Taylor-Johnson is almost always in the wrong place at the wrong time, including on a monorail memorably set upon by the cockroaches in an homage to Godzilla’s one-time wrestling opponent, King Kong. (Director Edwards seems most influenced by “Jurassic Park.”)

Elizabeth Olsen stars as Aaron Taylor-Johnson’s wife in “Godzilla.”Warner Bros. Pictures

Our human hero is MIA when the cockroaches level much of Las Vegas — I say good riddance to an overused location! — but is front and center when a couple of the giant roaches engage in mating rituals among the few Frisco skyscrapers still standing, prior to laying eggs in the subway system.

Even in 3-D, these human characters are barely one-dimensional, but in the end that doesn’t really matter very much.
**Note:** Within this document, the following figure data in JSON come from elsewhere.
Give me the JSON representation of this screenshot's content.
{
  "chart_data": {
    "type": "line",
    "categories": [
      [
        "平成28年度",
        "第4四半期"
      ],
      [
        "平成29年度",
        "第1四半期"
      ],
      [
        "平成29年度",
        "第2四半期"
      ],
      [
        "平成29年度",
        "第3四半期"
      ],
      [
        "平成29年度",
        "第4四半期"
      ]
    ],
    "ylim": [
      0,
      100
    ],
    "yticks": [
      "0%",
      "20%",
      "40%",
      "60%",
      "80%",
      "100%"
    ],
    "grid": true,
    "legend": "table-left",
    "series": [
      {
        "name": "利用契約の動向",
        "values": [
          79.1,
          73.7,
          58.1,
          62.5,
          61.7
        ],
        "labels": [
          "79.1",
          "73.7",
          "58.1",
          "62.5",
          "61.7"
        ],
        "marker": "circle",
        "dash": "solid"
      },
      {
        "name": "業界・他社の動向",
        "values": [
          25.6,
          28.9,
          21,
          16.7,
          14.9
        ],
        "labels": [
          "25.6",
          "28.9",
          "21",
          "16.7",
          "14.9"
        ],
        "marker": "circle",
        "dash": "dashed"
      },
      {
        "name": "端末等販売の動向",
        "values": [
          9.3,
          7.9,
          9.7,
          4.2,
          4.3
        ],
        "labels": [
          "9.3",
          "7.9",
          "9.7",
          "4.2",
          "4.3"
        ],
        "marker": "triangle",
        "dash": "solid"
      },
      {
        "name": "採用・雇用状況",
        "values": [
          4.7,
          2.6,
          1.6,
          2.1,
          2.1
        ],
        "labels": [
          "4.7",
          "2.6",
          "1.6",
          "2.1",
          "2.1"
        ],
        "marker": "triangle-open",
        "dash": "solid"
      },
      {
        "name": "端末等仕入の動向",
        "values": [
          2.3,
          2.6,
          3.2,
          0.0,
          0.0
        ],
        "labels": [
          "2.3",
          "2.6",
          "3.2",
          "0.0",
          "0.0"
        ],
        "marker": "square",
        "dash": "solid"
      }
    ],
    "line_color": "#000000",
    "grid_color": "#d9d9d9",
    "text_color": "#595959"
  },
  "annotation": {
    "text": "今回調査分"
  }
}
Edwards — a Brit whose only previous directing credit was the micro-budgeted “Monsters’’ — knows people don’t go to these kinds of movies to watch an international cast of Oscar-nominated and Emmy-winning actors.

“Godzilla” climaxes in a welter of expertly staged monster-on-monster action that honors the memory of Ishiro Honda’s 1954 classic Godzilla debut (and its numerous sequels) far more effectively than did Roland Emmerich’s jokey 1998 reboot.